Zirka Frometa

Personal information
- Born: Zirka Frometa Castillo 7 June 1963 (age 63) Santiago de Cuba, Cuba

Chess career
- Country: Cuba
- Title: Woman Grandmaster (2008)
- Peak rating: 2285 (January 2004)

= Zirka Frometa =

Cuban chess player (born 1963)

Zirka Frometa Castillo (born 7 June 1963) is a Cuban chess player who holds the FIDE title of Woman Grandmaster (WGM, 2008). She is a three-time winner of the Cuban Women's Chess Championship.

==Biography==
From the early 1980s to the mid-2000s, Zirka Frometa was one of the leading chess players in the Cuba. Three times she won the Cuban Women's Chess Championships: 1981, 1983, 1987. In 2008 in San Salvador she won Pan American Women's Championship.
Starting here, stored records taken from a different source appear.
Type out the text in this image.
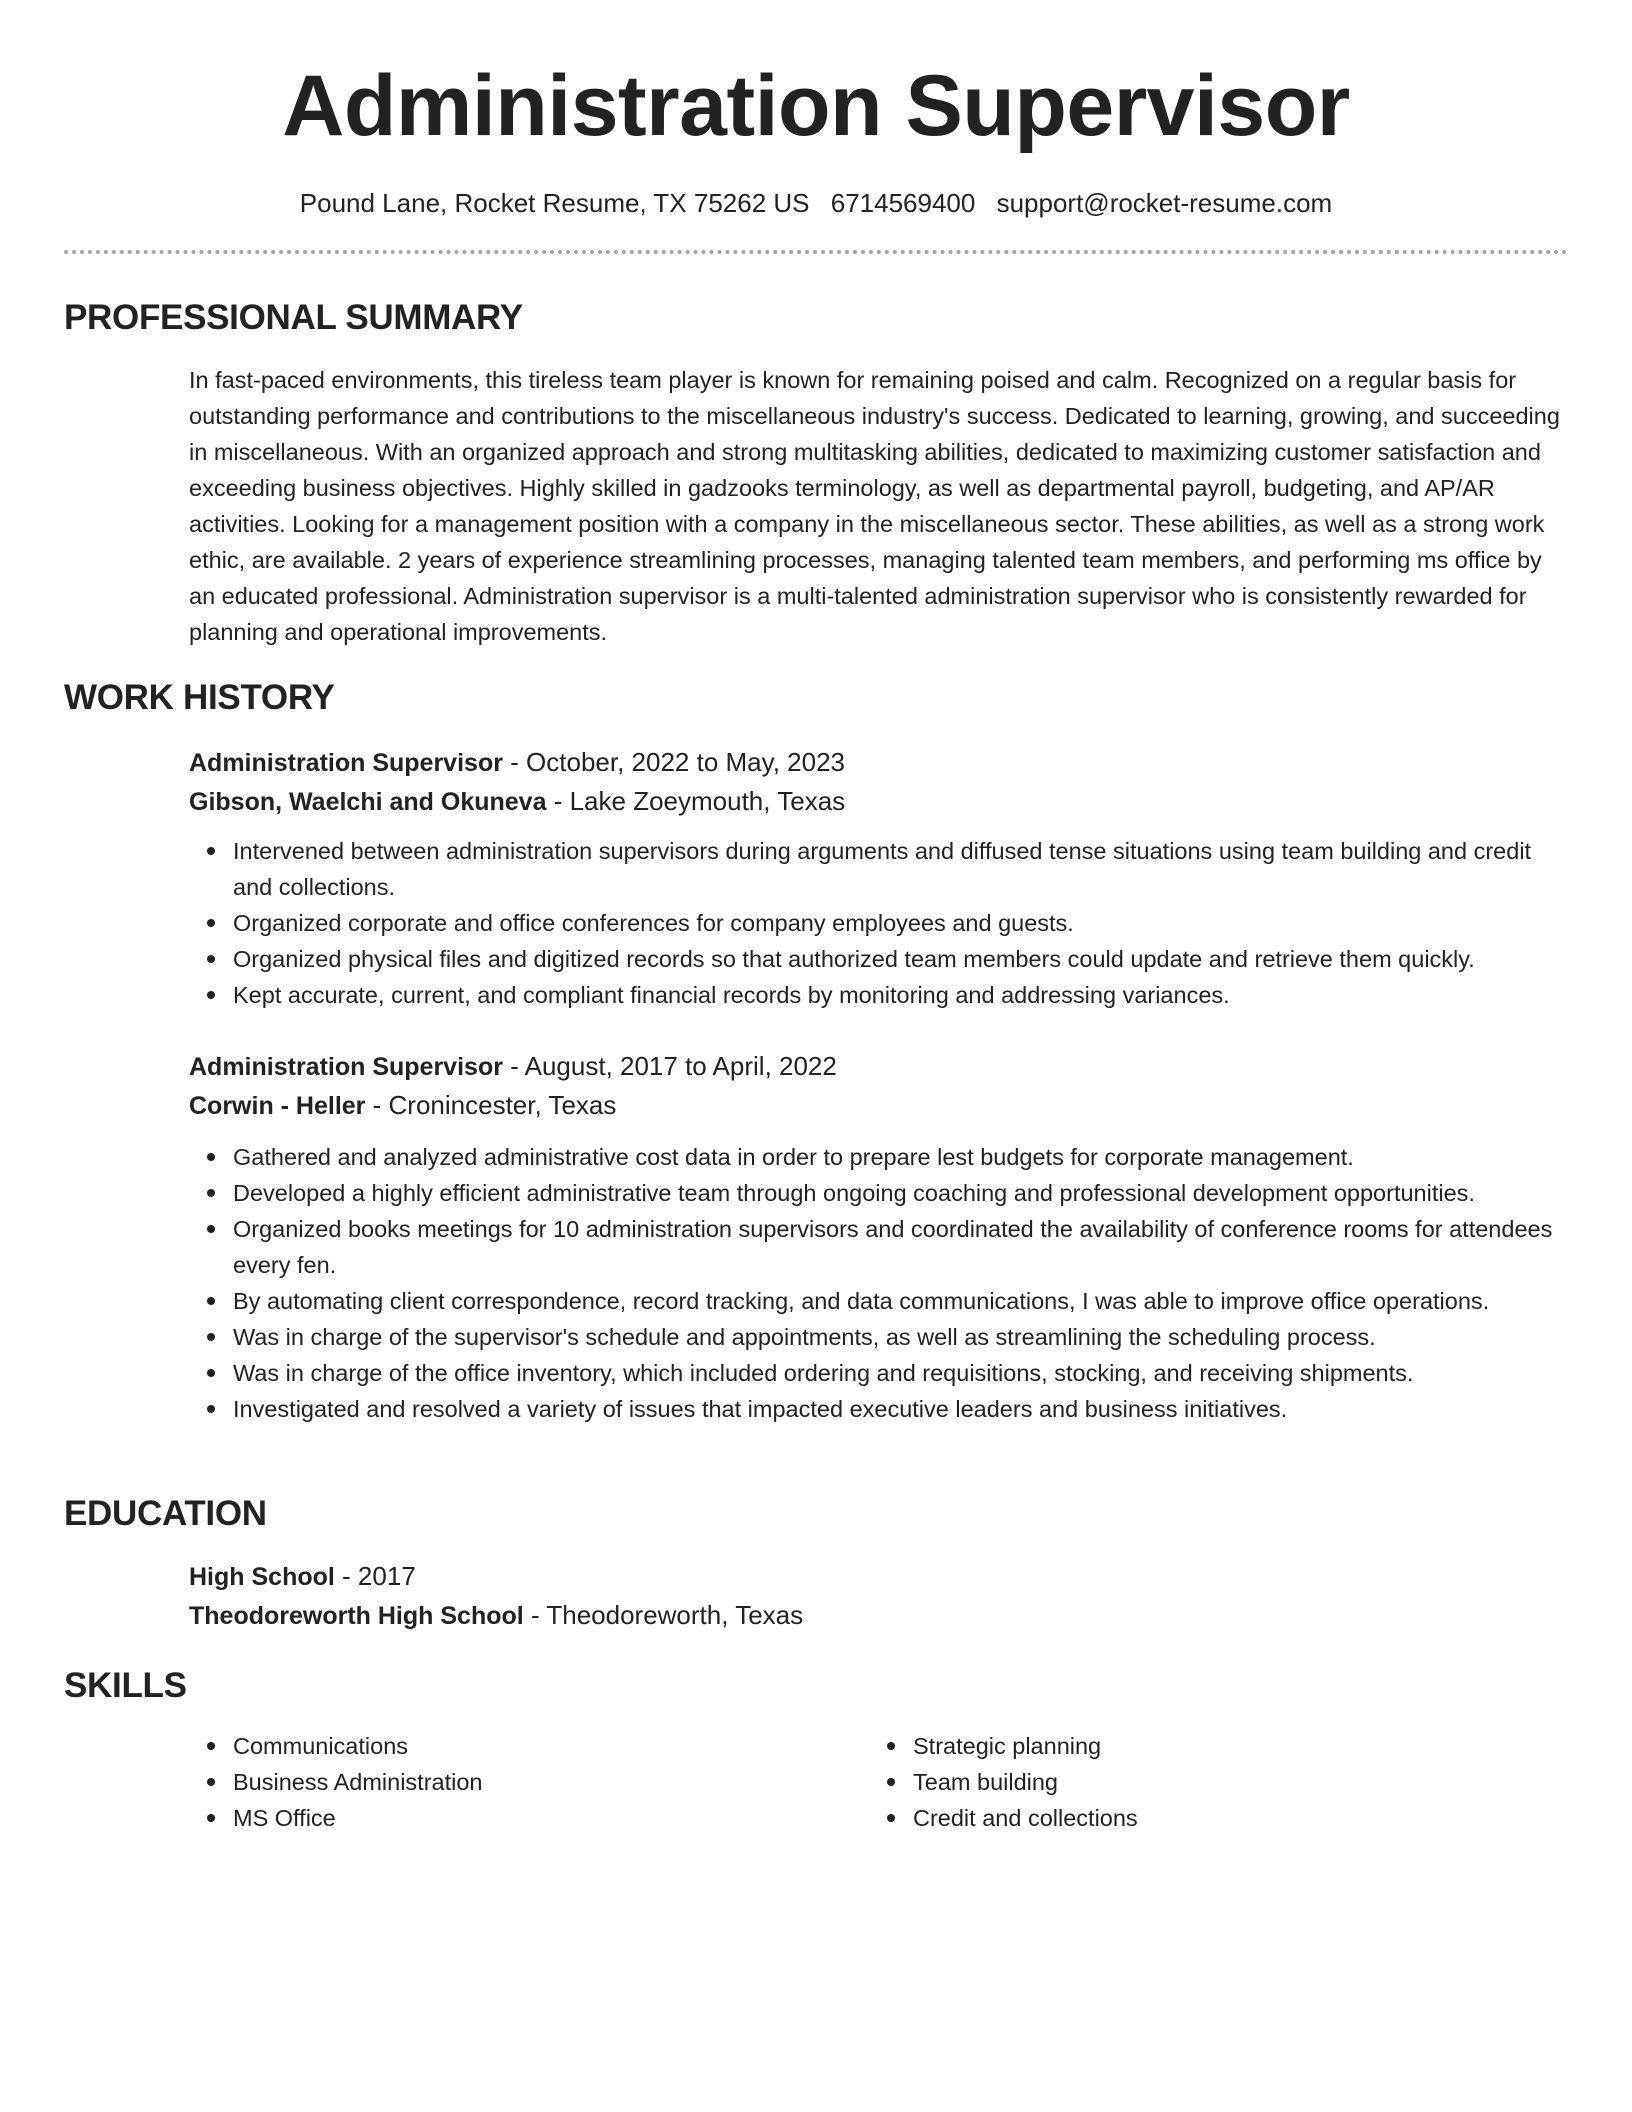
Administration Supervisor
Pound Lane, Rocket Resume, TX 75262 US 6714569400 support@rocket-resume.com
PROFESSIONAL SUMMARY

In fast-paced environments, this tireless team player is known for remaining poised and calm. Recognized on a regular basis for outstanding performance and contributions to the miscellaneous industry's success. Dedicated to learning, growing, and succeeding in miscellaneous. With an organized approach and strong multitasking abilities, dedicated to maximizing customer satisfaction and exceeding business objectives. Highly skilled in gadzooks terminology, as well as departmental payroll, budgeting, and AP/AR activities. Looking for a management position with a company in the miscellaneous sector. These abilities, as well as a strong work ethic, are available. 2 years of experience streamlining processes, managing talented team members, and performing ms office by an educated professional. Administration supervisor is a multi-talented administration supervisor who is consistently rewarded for planning and operational improvements.

WORK HISTORY
Administration Supervisor - October, 2022 to May, 2023
Gibson, Waelchi and Okuneva - Lake Zoeymouth, Texas
Intervened between administration supervisors during arguments and diffused tense situations using team building and credit and collections.
Organized corporate and office conferences for company employees and guests.
Organized physical files and digitized records so that authorized team members could update and retrieve them quickly.
Kept accurate, current, and compliant financial records by monitoring and addressing variances.
Administration Supervisor - August, 2017 to April, 2022
Corwin - Heller - Cronincester, Texas
Gathered and analyzed administrative cost data in order to prepare lest budgets for corporate management.
Developed a highly efficient administrative team through ongoing coaching and professional development opportunities.
Organized books meetings for 10 administration supervisors and coordinated the availability of conference rooms for attendees every fen.
By automating client correspondence, record tracking, and data communications, I was able to improve office operations.
Was in charge of the supervisor's schedule and appointments, as well as streamlining the scheduling process.
Was in charge of the office inventory, which included ordering and requisitions, stocking, and receiving shipments.
Investigated and resolved a variety of issues that impacted executive leaders and business initiatives.
EDUCATION
High School - 2017
Theodoreworth High School - Theodoreworth, Texas
SKILLS
Communications
Business Administration
MS Office
Strategic planning
Team building
Credit and collections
Frometa participated twice in the Women's World Chess Championship Interzonal Tournaments:
- In 1985, at Interzonal Tournament in Havana shared 11th-12th place with Asela de Armas Pérez;
- In 1987, at Interzonal Tournament in Tuzla ranked 17th place.

She played for Cuba in the Women's Chess Olympiads:
- In 1984, at third board in the 26th Chess Olympiad (women) in Thessaloniki (+6, =1, -4),
- In 1986, at third board in the 27th Chess Olympiad (women) in Dubai (+8, =2, -2) and won individual bronze medal,
- In 1988, at second board in the 28th Chess Olympiad (women) in Thessaloniki (+7, =2, -4),
- In 1990, at first reserve board in the 29th Chess Olympiad (women) in Novi Sad (+7, =0, -4),
- In 1994, at third board in the 31st Chess Olympiad (women) in Moscow (+4, =1, -5),
- In 2002, at third board in the 35th Chess Olympiad (women) in Bled (+3, =2, -5).

In 1979, Frometa was awarded the FIDE Woman International Master (WIM) title and received the FIDE Woman Grandmaster (WGM) in 2008.